Mary Prendergast, a Rice University archeologist, said, “We’re now carrying the genetic legacies and learning about what that means for our bodies and our health."
In the past few months, researchers have linked Neanderthal DNA to a serious hand disease, the shape of people’s noses and other human traits. They even placed a gene carried by Neanderthals and Denisovans into mice to investigate its effects on biology. The researchers found that the gene gave the mice larger heads and an extra rib.
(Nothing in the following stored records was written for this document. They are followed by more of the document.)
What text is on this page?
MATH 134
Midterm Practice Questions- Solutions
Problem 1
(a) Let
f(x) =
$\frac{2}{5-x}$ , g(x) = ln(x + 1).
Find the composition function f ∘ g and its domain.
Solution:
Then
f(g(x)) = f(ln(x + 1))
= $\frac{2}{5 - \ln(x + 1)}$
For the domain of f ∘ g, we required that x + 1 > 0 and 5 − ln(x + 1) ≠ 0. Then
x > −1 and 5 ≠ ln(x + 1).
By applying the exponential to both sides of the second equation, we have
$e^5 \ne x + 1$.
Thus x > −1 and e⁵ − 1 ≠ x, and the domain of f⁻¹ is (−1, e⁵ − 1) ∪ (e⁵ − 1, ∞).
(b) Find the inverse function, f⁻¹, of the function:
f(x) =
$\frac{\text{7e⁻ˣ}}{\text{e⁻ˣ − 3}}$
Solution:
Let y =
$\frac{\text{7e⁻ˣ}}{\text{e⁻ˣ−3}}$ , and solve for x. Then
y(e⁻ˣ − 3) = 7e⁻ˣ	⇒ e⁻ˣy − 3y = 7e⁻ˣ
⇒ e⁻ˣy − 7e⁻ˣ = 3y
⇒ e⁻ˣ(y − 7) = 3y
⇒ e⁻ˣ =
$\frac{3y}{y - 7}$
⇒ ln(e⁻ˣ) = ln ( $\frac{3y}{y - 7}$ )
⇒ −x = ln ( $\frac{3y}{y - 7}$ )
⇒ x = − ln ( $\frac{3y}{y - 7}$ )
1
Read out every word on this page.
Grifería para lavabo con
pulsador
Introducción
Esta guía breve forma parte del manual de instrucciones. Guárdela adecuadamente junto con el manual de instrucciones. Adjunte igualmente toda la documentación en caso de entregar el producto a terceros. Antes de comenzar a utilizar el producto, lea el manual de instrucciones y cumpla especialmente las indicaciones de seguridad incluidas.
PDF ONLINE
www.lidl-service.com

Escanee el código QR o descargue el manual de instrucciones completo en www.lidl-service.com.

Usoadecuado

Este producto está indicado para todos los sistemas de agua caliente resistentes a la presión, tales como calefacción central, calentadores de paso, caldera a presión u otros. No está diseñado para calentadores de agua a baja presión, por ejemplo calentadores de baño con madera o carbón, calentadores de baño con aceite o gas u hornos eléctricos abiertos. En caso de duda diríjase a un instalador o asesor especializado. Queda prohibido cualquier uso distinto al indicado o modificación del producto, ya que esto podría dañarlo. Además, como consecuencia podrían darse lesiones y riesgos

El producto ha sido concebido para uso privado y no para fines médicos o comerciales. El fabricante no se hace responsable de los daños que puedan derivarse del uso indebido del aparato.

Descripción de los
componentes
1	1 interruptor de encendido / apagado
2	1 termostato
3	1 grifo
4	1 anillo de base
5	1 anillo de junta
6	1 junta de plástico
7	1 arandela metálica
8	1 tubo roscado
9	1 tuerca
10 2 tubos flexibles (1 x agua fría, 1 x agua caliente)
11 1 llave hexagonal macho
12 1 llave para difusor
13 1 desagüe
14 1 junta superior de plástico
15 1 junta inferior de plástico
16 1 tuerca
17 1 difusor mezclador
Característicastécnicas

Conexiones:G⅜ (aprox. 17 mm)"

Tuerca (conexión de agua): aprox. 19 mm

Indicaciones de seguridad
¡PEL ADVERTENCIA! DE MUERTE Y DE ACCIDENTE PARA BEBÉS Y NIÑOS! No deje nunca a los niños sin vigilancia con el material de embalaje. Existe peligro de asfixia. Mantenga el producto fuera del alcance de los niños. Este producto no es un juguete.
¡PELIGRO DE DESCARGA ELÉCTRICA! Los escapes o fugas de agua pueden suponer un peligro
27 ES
Much of the human story remains a mystery. But Dr. Hugo Zeberg of the Karolinska Institute in Sweden said new technologies and research are helping scientists begin to answer the questions: “Who are we? Where did we come from?”
And the answers point to a deep reality: We have far more in common with our ancient cousins than we ever thought.
Neanderthal, Denisovan DNA
Until recently, the genetic legacy from ancient humans was invisible. But there has been a number of discoveries from ancient DNA, an area of study developed by Nobel Prize winner Svante Paabo. He was first in creating a Neanderthal genome.
Research shows some African populations have almost no Neanderthal DNA, while those from European or Asian backgrounds have up to two percent. Denisovan DNA is rarely found in most parts of the world but makes up four to six percent of the DNA of people in Melanesia. The Pacific Ocean area extends from New Guinea to the Fiji Islands.
That may not sound like much, but it adds up: Even though only 100,000 Neanderthals ever lived, “half of the Neanderthal genome is still around, in small pieces scattered around modern humans,” said Zeberg, who works closely with Paabo.
It is also enough to affect us in very real ways. Scientists studying the subject say the DNA can be both helpful and harmful.
For example, Neanderthal DNA has been linked to autoimmune diseases like Graves’ disease and rheumatoid arthritis. When Homo sapiens came out of Africa, they had no immunity to diseases in Europe and Asia. But, Neanderthals and Denisovans already living there did.
Chris Stringer is a human evolution researcher at the Natural History Museum in London. Stringer said that by mating with Neanderthals and Denisovans, Homo sapiens “got a quick fix to our immune systems, which was good news 50,000 years ago.” Stringer added, “The result today is, for some people, that our immune systems are oversensitive, and sometimes they turn on themselves.”
In 2020, research by Zeberg and Paabo found that a major genetic risk factor for severe COVID-19 came from Neanderthals. “We compared it to the Neanderthal genome and it was a perfect match,” Zeberg said.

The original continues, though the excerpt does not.